Nature ( IF 64.8 ) Pub Date : 2021-07-12 , DOI: 10.1038/s41586-021-03791-x Prabhu S Arunachalam 1 , Madeleine K D Scott 1, 2 , Thomas Hagan 3, 4 , Chunfeng Li 1 , Yupeng Feng 1 , Florian Wimmers 1 , Lilit Grigoryan 1 , Meera Trisal 1 , Venkata Viswanadh Edara 5 , Lilin Lai 5 , Sarah Esther Chang 1, 6 , Allan Feng 1, 6 , Shaurya Dhingra 1, 6 , Mihir Shah 7 , Alexandra S Lee 7 , Sharon Chinthrajah 7 , Sayantani B Sindher 7 , Vamsee Mallajosyula 1 , Fei Gao 1 , Natalia Sigal 1 , Sangeeta Kowli 1 , Sheena Gupta 1 , Kathryn Pellegrini 5 , Gregory Tharp 5 , Sofia Maysel-Auslender 1 , Sydney Hamilton 5 , Hadj Aoued 5 , Kevin Hrusovsky 8 , Mark Roskey 8 , Steven E Bosinger 4, 9 , Holden T Maecker 1 , Scott D Boyd 7, 10 , Mark M Davis 1, 10, 11 , Paul J Utz 1, 6 , Mehul S Suthar 5 , Purvesh Khatri 1, 2 , Kari C Nadeau 7, 12, 13 , Bali Pulendran 1, 10, 11
The emergency use authorization of two mRNA vaccines in less than a year from the emergence of SARS-CoV-2 represents a landmark in vaccinology1,2. Yet, how mRNA vaccines stimulate the immune system to elicit protective immune responses is unknown. Here we used a systems vaccinology approach to comprehensively profile the innate and adaptive immune responses of 56 healthy volunteers who were vaccinated with the Pfizer–BioNTech mRNA vaccine (BNT162b2).
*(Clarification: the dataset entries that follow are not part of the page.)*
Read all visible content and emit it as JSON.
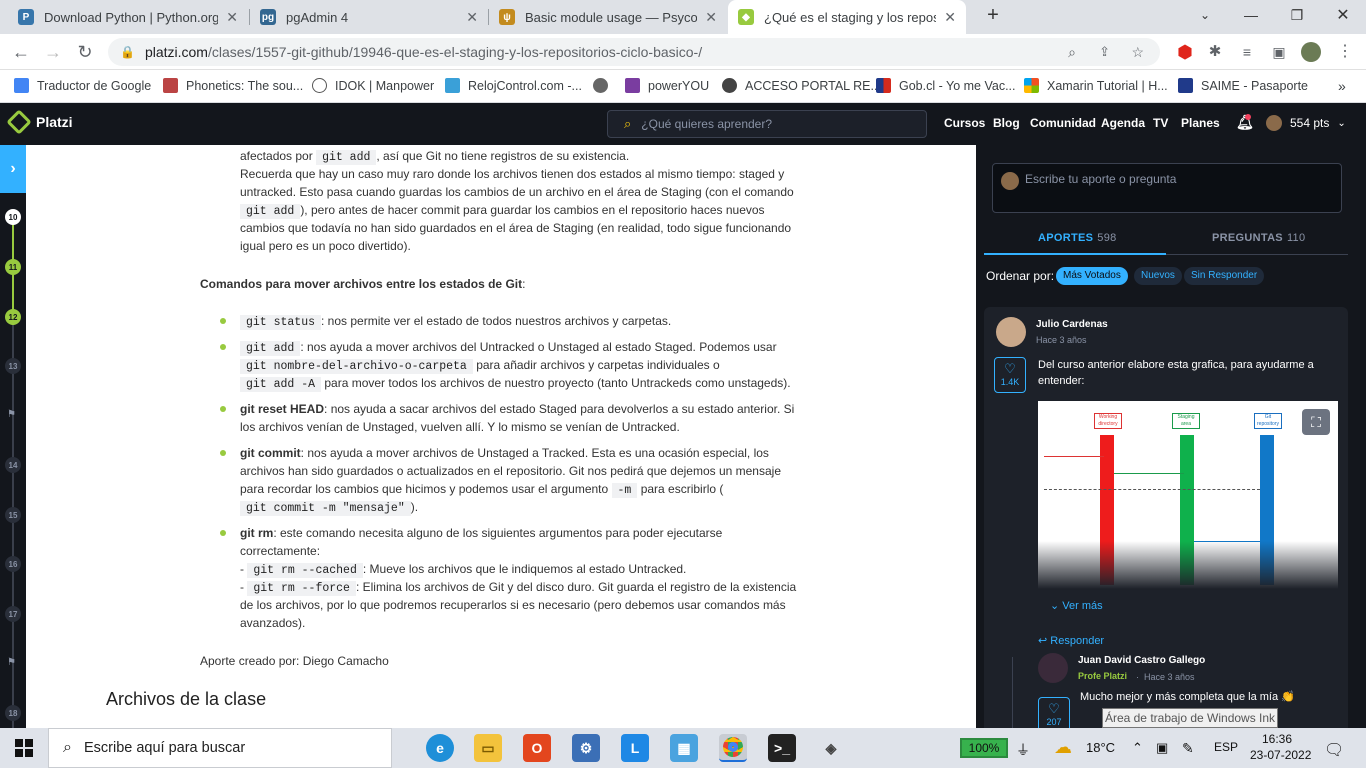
{
  "tabs": [
    {
      "title": "Download Python | Python.org",
      "color": "#3776ab",
      "glyph": "py"
    },
    {
      "title": "pgAdmin 4",
      "color": "#336791",
      "glyph": "pg"
    },
    {
      "title": "Basic module usage — Psycopg",
      "color": "#c38b1e",
      "glyph": "ps"
    },
    {
      "title": "¿Qué es el staging y los reposito",
      "color": "#98ca3f",
      "glyph": "pl"
    }
  ],
  "url": {
    "host": "platzi.com",
    "path": "/clases/1557-git-github/19946-que-es-el-staging-y-los-repositorios-ciclo-basico-/"
  },
  "bookmarks": [
    {
      "label": "Traductor de Google",
      "color": "#4285f4"
    },
    {
      "label": "Phonetics: The sou...",
      "color": "#b44"
    },
    {
      "label": "IDOK | Manpower",
      "color": "#555"
    },
    {
      "label": "RelojControl.com -...",
      "color": "#3aa0d8"
    },
    {
      "label": "",
      "color": "#666"
    },
    {
      "label": "powerYOU",
      "color": "#7a3da0"
    },
    {
      "label": "ACCESO PORTAL RE...",
      "color": "#444"
    },
    {
      "label": "Gob.cl - Yo me Vac...",
      "color": "#d52b1e"
    },
    {
      "label": "Xamarin Tutorial | H...",
      "color": "#f25022"
    },
    {
      "label": "SAIME - Pasaporte",
      "color": "#203a8a"
    }
  ],
  "header": {
    "logo": "Platzi",
    "search_placeholder": "¿Qué quieres aprender?",
    "menu": [
      "Cursos",
      "Blog",
      "Comunidad",
      "Agenda",
      "TV",
      "Planes"
    ],
    "points": "554 pts"
  },
  "rail": {
    "steps": [
      "10",
      "11",
      "12",
      "13",
      "14",
      "15",
      "16",
      "17",
      "18"
    ]
  },
  "article": {
    "l1_pre": "afectados por ",
    "l1_code": "git add",
    "l1_post": ", así que Git no tiene registros de su existencia.",
    "l2": "Recuerda que hay un caso muy raro donde los archivos tienen dos estados al mismo tiempo: staged y",
    "l3": "untracked. Esto pasa cuando guardas los cambios de un archivo en el área de Staging (con el comando",
    "l4_code": "git add",
    "l4_post": "), pero antes de hacer commit para guardar los cambios en el repositorio haces nuevos",
    "l5": "cambios que todavía no han sido guardados en el área de Staging (en realidad, todo sigue funcionando",
    "l6": "igual pero es un poco divertido).",
    "heading": "Comandos para mover archivos entre los estados de Git",
    "colon": ":",
    "b1_code": "git status",
    "b1": ": nos permite ver el estado de todos nuestros archivos y carpetas.",
    "b2_code": "git add",
    "b2": ": nos ayuda a mover archivos del Untracked o Unstaged al estado Staged. Podemos usar",
    "b2_code2": "git nombre-del-archivo-o-carpeta",
    "b2_b": "para añadir archivos y carpetas individuales o",
    "b2_code3": "git add -A",
    "b2_c": "para mover todos los archivos de nuestro proyecto (tanto Untrackeds como unstageds).",
    "b3_bold": "git reset HEAD",
    "b3": ": nos ayuda a sacar archivos del estado Staged para devolverlos a su estado anterior. Si",
    "b3_b": "los archivos venían de Unstaged, vuelven allí. Y lo mismo se venían de Untracked.",
    "b4_bold": "git commit",
    "b4": ": nos ayuda a mover archivos de Unstaged a Tracked. Esta es una ocasión especial, los",
    "b4_b": "archivos han sido guardados o actualizados en el repositorio. Git nos pedirá que dejemos un mensaje",
    "b4_c": "para recordar los cambios que hicimos y podemos usar el argumento",
    "b4_code": "-m",
    "b4_d": "para escribirlo (",
    "b4_code2": "git commit -m \"mensaje\"",
    "b4_e": ").",
    "b5_bold": "git rm",
    "b5": ": este comando necesita alguno de los siguientes argumentos para poder ejecutarse",
    "b5_b": "correctamente:",
    "b5_dash": "-",
    "b5_code1": "git rm --cached",
    "b5_c": ": Mueve los archivos que le indiquemos al estado Untracked.",
    "b5_code2": "git rm --force",
    "b5_d": ": Elimina los archivos de Git y del disco duro. Git guarda el registro de la existencia",
    "b5_e": "de los archivos, por lo que podremos recuperarlos si es necesario (pero debemos usar comandos más",
    "b5_f": "avanzados).",
    "author": "Aporte creado por: Diego Camacho",
    "files_heading": "Archivos de la clase"
  },
  "sidebar": {
    "ask_placeholder": "Escribe tu aporte o pregunta",
    "tab_aportes": "APORTES",
    "aportes_count": "598",
    "tab_preguntas": "PREGUNTAS",
    "preguntas_count": "110",
    "order_label": "Ordenar por:",
    "filters": [
      "Más Votados",
      "Nuevos",
      "Sin Responder"
    ],
    "post": {
      "author": "Julio Cardenas",
      "time": "Hace 3 años",
      "likes": "1.4K",
      "text": "Del curso anterior elabore esta grafica, para ayudarme a entender:",
      "see_more": "Ver más",
      "reply": "Responder",
      "image_labels": [
        "Working directory",
        "Staging area",
        "Git repository"
      ],
      "reply_author": "Juan David Castro Gallego",
      "reply_role": "Profe Platzi",
      "reply_sep": "·",
      "reply_time": "Hace 3 años",
      "reply_text": "Mucho mejor y más completa que la mía 👏",
      "reply_likes": "207"
    }
  },
  "tooltip": "Área de trabajo de Windows Ink",
  "taskbar": {
    "search": "Escribe aquí para buscar",
    "battery": "100%",
    "temp": "18°C",
    "lang": "ESP",
    "time": "16:36",
    "date": "23-07-2022"
  }
}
Vaccination resulted in the robust production of neutralizing antibodies against the wild-type SARS-CoV-2 (derived from 2019-nCOV/USA_WA1/2020) and, to a lesser extent, the B.1.351 strain, as well as significant increases in antigen-specific polyfunctional CD4 and CD8 T cells after the second dose. Booster vaccination stimulated a notably enhanced innate immune response as compared to primary vaccination, evidenced by (1) a greater frequency of CD14+CD16+ inflammatory monocytes; (2) a higher concentration of plasma IFNγ; and (3) a transcriptional signature of innate antiviral immunity. Consistent with these observations, our single-cell transcriptomics analysis demonstrated an approximately 100-fold increase in the frequency of a myeloid cell cluster enriched in interferon-response transcription factors and reduced in AP-1 transcription factors, after secondary immunization. Finally, we identified distinct innate pathways associated with CD8 T cell and neutralizing antibody responses, and show that a monocyte-related signature correlates with the neutralizing antibody response against the B.1.351 variant. Collectively, these data provide insights into the immune responses induced by mRNA vaccination and demonstrate its capacity to prime the innate immune system to mount a more potent response after booster immunization.
中文翻译:
人类 BNT162b2 mRNA 疫苗的系统疫苗学
SARS-CoV-2 出现后不到一年的时间里,两种 mRNA 疫苗获得紧急使用授权,这是疫苗学领域的一个里程碑1,2。然而,mRNA 疫苗如何刺激免疫系统引发保护性免疫反应尚不清楚。在这里,我们使用系统疫苗学方法来全面分析 56 名接种辉瑞 BioNTech mRNA 疫苗 (BNT162b2) 的健康志愿者的先天性和适应性免疫反应。疫苗接种导致针对野生型 SARS-CoV-2(源自 2019-nCOV/USA_WA1/2020)和 B.1.351 毒株的中和抗体的大量产生,以及抗原的显着增加-第二次给药后的特异性多功能CD4和CD8 T细胞。与初次疫苗接种相比,加强疫苗接种刺激了显着增强的先天免疫反应,这通过以下证据证明:(1) CD14 + CD16 +炎性单核细胞的频率更高;(2)血浆IFNγ浓度较高;(3)先天抗病毒免疫的转录特征。与这些观察结果一致,我们的单细胞转录组学分析表明,二次免疫后,富含干扰素反应转录因子且减少 AP-1 转录因子的骨髓细胞簇的频率增加了约 100 倍。最后,我们确定了与 CD8 T 细胞和中和抗体反应相关的独特先天途径,并表明单核细胞相关特征与针对 B.1.351 变体的中和抗体反应相关。总的来说,这些数据提供了对 mRNA 疫苗接种诱导的免疫反应的深入了解,并证明了其启动先天免疫系统以在加强免疫后产生更有效反应的能力。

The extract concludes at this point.